The Central Appeals Tribunal also considered it of importance that the purpose of the wage sanction is to guarantee that the employee's reintegration is adequate.
Finally, the Central Board of Appeal held the opinion that using a different principle would be contrary to the system of wage sanctions, in which a wage sanction of 52 weeks is imposed in all cases, regardless of the nature of the employer's shortcomings, and in which the final duration of the wage sanction shall exclusively depend on the period the employer needs for rectification of the deficiencies in the reintegration.
Yet, the employer was successful with the appeal, and the wage sanction was swept aside after all. The Central Appeals Tribunal was of the opinion that the UWV physicians had not correctly assessed the occupational physician's medical assessment of the employee's capacity. The occupational physician is entitled to a certain professional margin of discretion in his assessments. When assessing the occupational physician's opinion, the UWV physicians should respect this margin.
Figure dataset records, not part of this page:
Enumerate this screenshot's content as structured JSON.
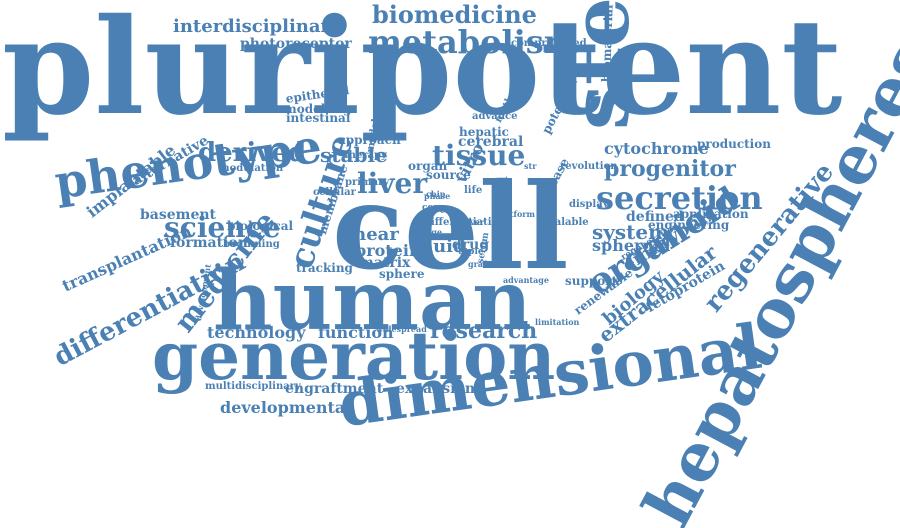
{
  "cloud": {
    "color": "#4a80b3",
    "words": [
      "pluripotent",
      "cell",
      "human",
      "generation",
      "dimensional",
      "stem",
      "hepatospheres",
      "phenotype",
      "differentiation",
      "culture",
      "organoid",
      "secretion",
      "regenerative",
      "metabolism",
      "biomedicine",
      "interdisciplinary",
      "photoreceptor",
      "derived",
      "liver",
      "tissue",
      "stable",
      "progenitor",
      "cytochrome",
      "science",
      "medicine",
      "research",
      "technology",
      "function",
      "embryonic",
      "extracellular",
      "biology",
      "fetoprotein",
      "implantable",
      "alternative",
      "transplantation",
      "basement",
      "formation",
      "developmental",
      "engraftment",
      "expansion",
      "multidisciplinary",
      "modelling",
      "epithelial",
      "intestinal",
      "compromised",
      "biomaterial",
      "production",
      "application",
      "engineering",
      "system",
      "spheroid",
      "defined",
      "shear",
      "protein",
      "matrix",
      "fluid",
      "drug",
      "retinal",
      "vitro",
      "membrane",
      "tracking",
      "approach",
      "cerebral",
      "hepatic",
      "support",
      "renewable",
      "disease",
      "sheet",
      "revolution",
      "display",
      "scalable",
      "sphere",
      "potential",
      "method",
      "modulation",
      "biological",
      "beginning",
      "organ",
      "source",
      "primary",
      "therapy",
      "model",
      "cellular",
      "advance",
      "chip",
      "graft",
      "topic",
      "life",
      "cure",
      "core",
      "limitation",
      "advantage",
      "widespread",
      "development",
      "serum",
      "regeneration",
      "differentiation",
      "str",
      "platform",
      "stage",
      "phase",
      "liver",
      "model"
    ]
  }
}
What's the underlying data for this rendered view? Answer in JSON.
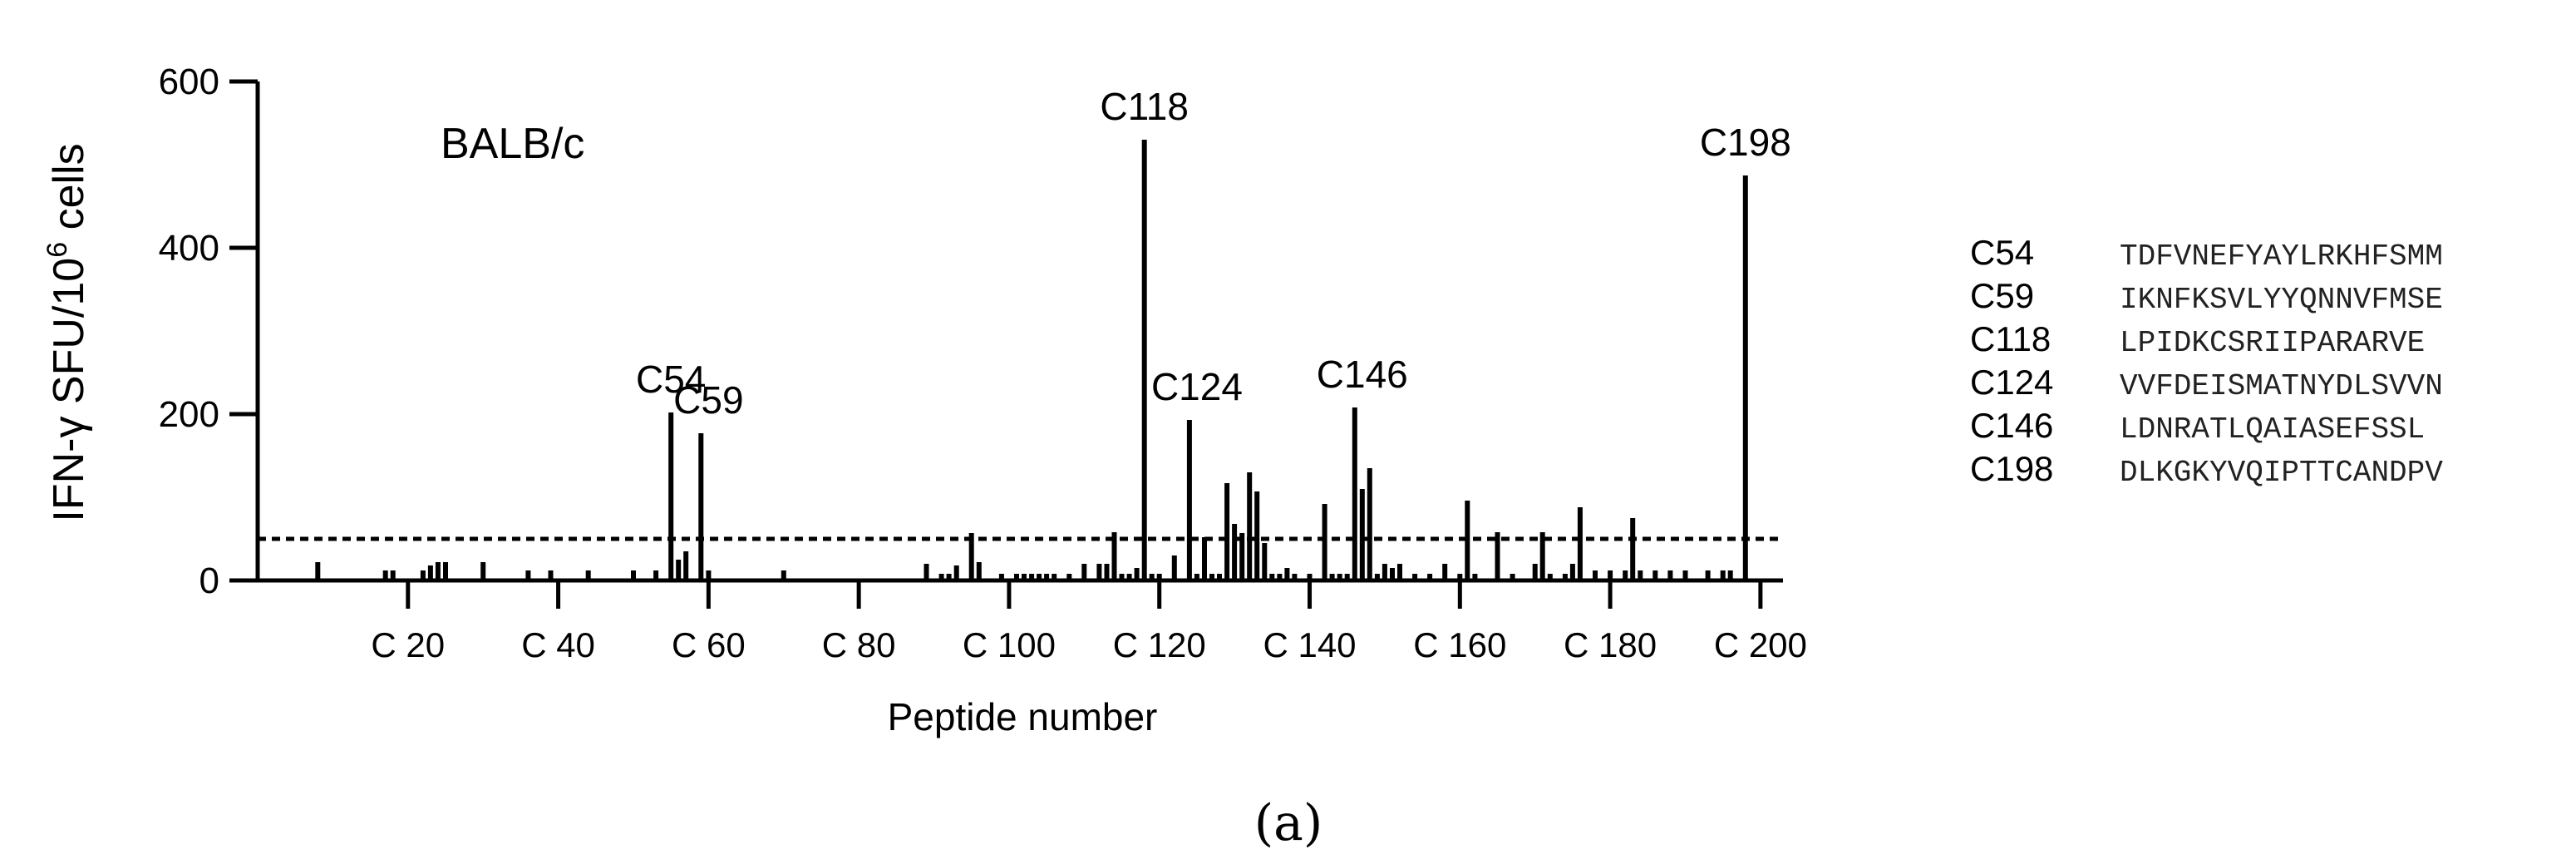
{
  "chart_data": {
    "type": "bar",
    "panel_label": "(a)",
    "strain_label": "BALB/c",
    "xlabel": "Peptide number",
    "ylabel_main": "IFN-γ SFU/10",
    "ylabel_sup": "6",
    "ylabel_tail": " cells",
    "ylim": [
      0,
      600
    ],
    "xlim": [
      0,
      203
    ],
    "y_ticks": [
      {
        "value": 0,
        "label": "0"
      },
      {
        "value": 200,
        "label": "200"
      },
      {
        "value": 400,
        "label": "400"
      },
      {
        "value": 600,
        "label": "600"
      }
    ],
    "x_ticks": [
      {
        "value": 20,
        "label": "C 20"
      },
      {
        "value": 40,
        "label": "C 40"
      },
      {
        "value": 60,
        "label": "C 60"
      },
      {
        "value": 80,
        "label": "C 80"
      },
      {
        "value": 100,
        "label": "C 100"
      },
      {
        "value": 120,
        "label": "C 120"
      },
      {
        "value": 140,
        "label": "C 140"
      },
      {
        "value": 160,
        "label": "C 160"
      },
      {
        "value": 180,
        "label": "C 180"
      },
      {
        "value": 200,
        "label": "C 200"
      }
    ],
    "threshold": 50,
    "grid": false,
    "x": [
      8,
      17,
      18,
      22,
      23,
      24,
      25,
      30,
      36,
      39,
      44,
      50,
      53,
      55,
      56,
      57,
      59,
      60,
      70,
      89,
      91,
      92,
      93,
      95,
      96,
      99,
      101,
      102,
      103,
      104,
      105,
      106,
      108,
      110,
      112,
      113,
      114,
      115,
      116,
      117,
      118,
      119,
      120,
      122,
      124,
      125,
      126,
      127,
      128,
      129,
      130,
      131,
      132,
      133,
      134,
      135,
      136,
      137,
      138,
      140,
      142,
      143,
      144,
      145,
      146,
      147,
      148,
      149,
      150,
      151,
      152,
      154,
      156,
      158,
      160,
      161,
      162,
      165,
      167,
      170,
      171,
      172,
      174,
      175,
      176,
      178,
      180,
      182,
      183,
      184,
      186,
      188,
      190,
      193,
      195,
      196,
      198
    ],
    "values": [
      22,
      12,
      12,
      12,
      18,
      22,
      22,
      22,
      12,
      12,
      12,
      12,
      12,
      202,
      25,
      35,
      177,
      12,
      12,
      20,
      8,
      8,
      18,
      57,
      22,
      8,
      8,
      8,
      8,
      8,
      8,
      8,
      8,
      20,
      20,
      20,
      58,
      8,
      8,
      15,
      530,
      8,
      8,
      30,
      193,
      8,
      52,
      8,
      8,
      117,
      68,
      57,
      130,
      107,
      45,
      8,
      8,
      15,
      8,
      8,
      92,
      8,
      8,
      8,
      208,
      110,
      135,
      8,
      20,
      15,
      20,
      8,
      8,
      20,
      8,
      96,
      8,
      58,
      8,
      20,
      58,
      8,
      8,
      20,
      88,
      12,
      12,
      12,
      75,
      12,
      12,
      12,
      12,
      12,
      12,
      12,
      487
    ],
    "annotations": [
      {
        "x": 55,
        "y": 202,
        "label": "C54"
      },
      {
        "x": 60,
        "y": 177,
        "label": "C59"
      },
      {
        "x": 118,
        "y": 530,
        "label": "C118"
      },
      {
        "x": 125,
        "y": 193,
        "label": "C124"
      },
      {
        "x": 147,
        "y": 208,
        "label": "C146"
      },
      {
        "x": 198,
        "y": 487,
        "label": "C198"
      }
    ]
  },
  "peptide_table": [
    {
      "id": "C54",
      "sequence": "TDFVNEFYAYLRKHFSMM"
    },
    {
      "id": "C59",
      "sequence": "IKNFKSVLYYQNNVFMSE"
    },
    {
      "id": "C118",
      "sequence": "LPIDKCSRIIPARARVE"
    },
    {
      "id": "C124",
      "sequence": "VVFDEISMATNYDLSVVN"
    },
    {
      "id": "C146",
      "sequence": "LDNRATLQAIASEFSSL"
    },
    {
      "id": "C198",
      "sequence": "DLKGKYVQIPTTCANDPV"
    }
  ]
}
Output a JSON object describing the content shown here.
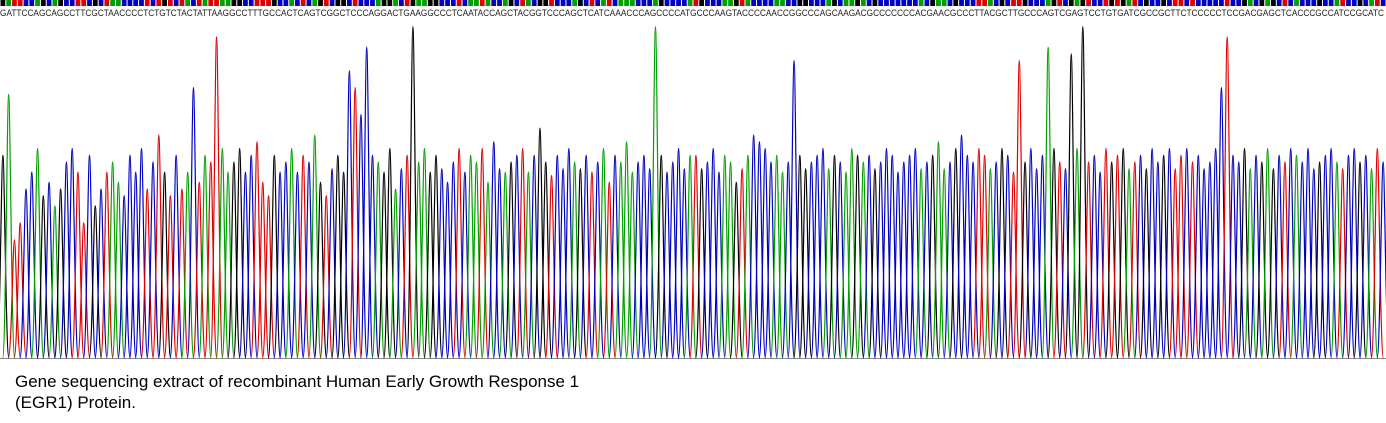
{
  "chart_data": {
    "type": "chromatogram",
    "sequence": "GATTCCAGCAGCCTTCGCTAACCCCTCTGTCTACTATTAAGGCCTTTGCCACTCAGTCGGCTCCCAGGACTGAAGGCCCTCAATACCAGCTACGGTCCCAGCTCATCAAACCCAGCCCCATGCCCAAGTACCCCAACCGGCCCAGCAAGACGCCCCCCCACGAACGCCCTTACGCTTGCCCAGTCGAGTCCTGTGATCGCCGCTTCTCCCCCTCCGACGAGCTCACCCGCCATCCGCATC",
    "heights": [
      60,
      78,
      35,
      40,
      50,
      55,
      62,
      48,
      52,
      45,
      50,
      58,
      62,
      55,
      40,
      60,
      45,
      50,
      55,
      58,
      52,
      48,
      60,
      55,
      62,
      50,
      58,
      66,
      55,
      48,
      60,
      50,
      55,
      80,
      52,
      60,
      58,
      95,
      62,
      55,
      58,
      62,
      55,
      60,
      64,
      52,
      48,
      60,
      55,
      58,
      62,
      55,
      60,
      58,
      66,
      52,
      48,
      56,
      60,
      55,
      85,
      80,
      72,
      92,
      60,
      58,
      55,
      62,
      50,
      56,
      60,
      98,
      58,
      62,
      55,
      60,
      56,
      52,
      58,
      62,
      55,
      60,
      58,
      62,
      52,
      64,
      56,
      55,
      58,
      60,
      62,
      55,
      60,
      68,
      58,
      54,
      60,
      56,
      62,
      58,
      56,
      60,
      55,
      58,
      62,
      52,
      60,
      58,
      64,
      55,
      58,
      60,
      56,
      98,
      60,
      55,
      58,
      62,
      56,
      60,
      60,
      56,
      58,
      62,
      55,
      60,
      58,
      52,
      56,
      60,
      66,
      64,
      62,
      58,
      60,
      55,
      58,
      88,
      60,
      56,
      58,
      60,
      62,
      56,
      60,
      58,
      55,
      62,
      60,
      58,
      60,
      56,
      58,
      62,
      60,
      55,
      58,
      60,
      62,
      56,
      58,
      60,
      64,
      56,
      58,
      62,
      66,
      60,
      58,
      62,
      60,
      56,
      58,
      62,
      60,
      55,
      88,
      58,
      62,
      56,
      60,
      92,
      62,
      58,
      56,
      90,
      62,
      98,
      58,
      60,
      55,
      62,
      58,
      60,
      62,
      56,
      58,
      60,
      56,
      62,
      58,
      60,
      62,
      56,
      60,
      62,
      58,
      60,
      56,
      58,
      62,
      80,
      95,
      60,
      58,
      62,
      56,
      60,
      58,
      62,
      56,
      60,
      58,
      62,
      60,
      58,
      62,
      56,
      58,
      60,
      62,
      58,
      56,
      60,
      62,
      58,
      60,
      56,
      62,
      58
    ],
    "ylim": [
      0,
      100
    ],
    "colors": {
      "A": "#00a000",
      "C": "#0000c0",
      "G": "#000000",
      "T": "#e00000"
    },
    "caption": [
      "Gene sequencing extract of recombinant Human Early Growth Response 1",
      "(EGR1) Protein."
    ]
  }
}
They also should take the context at the time of the assessment by the occupational physician into account as well as the facts and circumstances that were known at the time of the assessment by the occupational physician. Then, they should have assessed whether the occupational physician could reasonably have reached his conclusion of the employee's capacity. The mere fact that, subsequently, the UWV physicians reached a different conclusion is insufficient to impose a wage sanction. Since the UWV physicians had not substantiated their view that the employee could work for four hours per day, the decision on the UWV's objection was annulled.
The Central Appeals Tribunal annulled the UWV wage sanction decision.


Comments

In the above case, the employer was (successively) assisted by two lawyers of our firm. Of course, the recent withdrawal of the legislative proposal, supposed to make it impossible to impose a wage sanction for to an incorrect capacity assessment by the occupational physician, considerably reduced the chance to be proven right in this case. Fortunately for the employer, the wage sanction decision was annulled after all, because the UWV had applied an excessively strict yardstick when assessing the occupational physician’s capacity assessment. Already in 2022, the Central Appeals Tribunal had decided that the occupational physician is entitled to certain professional margin of discretion, which means that the UWV should have exercised restraint when it assessed the occupational physician's capacity assessment. (Incidentally, this also happened in a case in which the employer was assisted by a lawyer of our firm). But the Central Appeals Tribunal now even phrased it in clearer terms than in 2022. In this way, the Central Appeals Tribunal’s ruling is important for employers after all.